ADVANCED ALGORITHMS - FOUNDATIONS:Growth Rates and Asymptotic Analysis
Mastering growth rates and asymptotic analysis concepts and implementation.
Growth Rates and Asymptotic Analysis
Asymptotic Notation
Asymptotic notation describes the limiting behavior of functions as input size grows.
Big-O Notation (Upper Bound)
Definition: f(n) = O(g(n)) if there exist constants c > 0 and n₀ > 0 such that:
f(n) ≤ c·g(n) for all n ≥ n₀
Meaning: f(n) grows at most as fast as g(n)
Examples:
- 3n² + 2n + 1 = O(n²)
- 5n + 10 = O(n)
- 2ⁿ + n² = O(2ⁿ)
Big-Ω Notation (Lower Bound)
Definition: f(n) = Ω(g(n)) if there exist constants c > 0 and n₀ > 0 such that:
f(n) ≥ c·g(n) for all n ≥ n₀
Meaning: f(n) grows at least as fast as g(n)
Examples:
- n² = Ω(n)
- n log n = Ω(n)
- 2ⁿ = Ω(n²)
Big-Θ Notation (Tight Bound)
Definition: f(n) = Θ(g(n)) if f(n) = O(g(n)) and f(n) = Ω(g(n))

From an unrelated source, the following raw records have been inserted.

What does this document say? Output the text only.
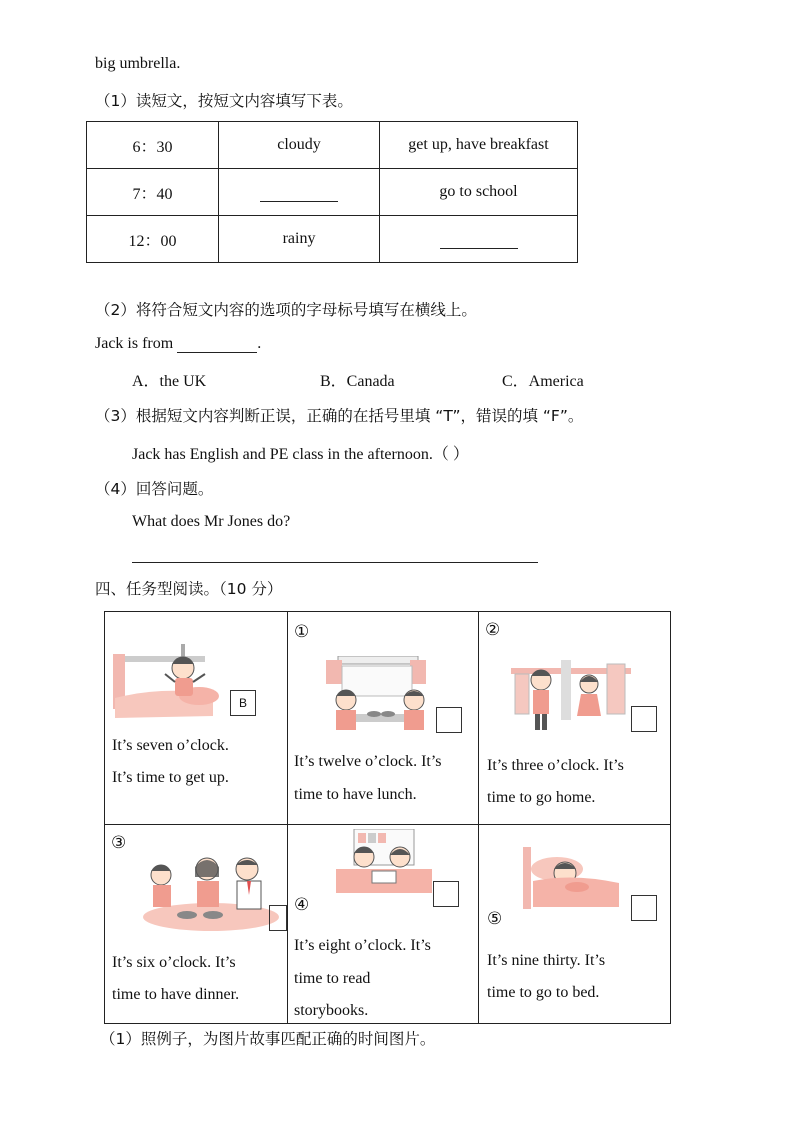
big umbrella.
（1）读短文，按短文内容填写下表。
6：30	cloudy	get up, have breakfast
7：40		go to school
12：00	rainy	
（2）将符合短文内容的选项的字母标号填写在横线上。
Jack is from	.
A．the UK	B．Canada	C．America
（3）根据短文内容判断正误，正确的在括号里填 “T”，错误的填 “F”。
Jack has English and PE class in the afternoon.（ ）
（4）回答问题。
What does Mr Jones do?
四、任务型阅读。（10 分）
B
It’s seven o’clock.
It’s time to get up.
①
It’s twelve o’clock. It’s
time to have lunch.
②
It’s three o’clock. It’s
time to go home.
③
It’s six o’clock. It’s
time to have dinner.
④
It’s eight o’clock. It’s
time to read
storybooks.
⑤
It’s nine thirty. It’s
time to go to bed.
（1）照例子，为图片故事匹配正确的时间图片。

Meaning: f(n) grows at the same rate as g(n)
Examples:
- 2n² + 3n = Θ(n²)
- n log n + n = Θ(n log n)
Common Growth Rates
Ordered from fastest to slowest:
- O(1): Constant time
- Array access, hash table lookup
- O(log n): Logarithmic
- Binary search, balanced tree operations
- O(n): Linear
- Single loop through array
- O(n log n): Linearithmic
- Merge sort, heap sort, efficient sorting
- O(n²): Quadratic
- Nested loops, bubble sort, selection sort
- O(n³): Cubic
- Three nested loops, matrix multiplication
- O(2ⁿ): Exponential
- Recursive Fibonacci, subset generation
- O(n!): Factorial
- Permutations, traveling salesman (brute force)
Analyzing Algorithms
Example 1: Linear Search
def linear_search(arr, target):
for i in range(len(arr)):
if arr[i] == target:
return i
return -1
- Best case: O(1) - target at first position
- Worst case: O(n) - target not found or at end
- Average case: O(n) - target at middle on average
Example 2: Nested Loops
def print_pairs(arr):
for i in range(len(arr)):
for j in range(i+1, len(arr)):
print(arr[i], arr[j])
- Time: O(n²) - n(n-1)/2 pairs
- Space: O(1)
Example 3: Recursive Function
def fibonacci(n):
if n <= 1:
return n
return fibonacci(n-1) + fibonacci(n-2)
- Time: O(2ⁿ) - exponential growth
- Space: O(n) - recursion stack depth
Master Theorem
For recurrences of the form: T(n) = aT(n/b) + f(n)
Where:
- a ≥ 1 (number of subproblems)
- b > 1 (subproblem size reduction)
- f(n) is the work done outside recursion
Case 1: If f(n) = O(n^(log_b a - ε)) for some ε > 0
- Then T(n) = Θ(n^(log_b a))
Case 2: If f(n) = Θ(n^(log_b a))
- Then T(n) = Θ(n^(log_b a) · log n)
Case 3: If f(n) = Ω(n^(log_b a + ε)) and af(n/b) ≤ cf(n) for some c < 1
- Then T(n) = Θ(f(n))
Examples
- T(n) = 2T(n/2) + n
- a=2, b=2, f(n)=n
- log_b a = 1, f(n) = Θ(n¹)
- Case 2: T(n) = Θ(n log n)
- T(n) = 4T(n/2) + n²
- a=4, b=2, f(n)=n²
- log_b a = 2, f(n) = Θ(n²)
- Case 2: T(n) = Θ(n² log n)
- T(n) = T(n/2) + 1
- a=1, b=2, f(n)=1
- log_b a = 0, f(n) = Θ(1)
- Case 2: T(n) = Θ(log n)
Space Complexity
Space complexity measures memory usage:
- Auxiliary space: Extra space used by algorithm
- Total space: Input space + auxiliary space
Examples
- O(1): Constant space (iterative algorithms)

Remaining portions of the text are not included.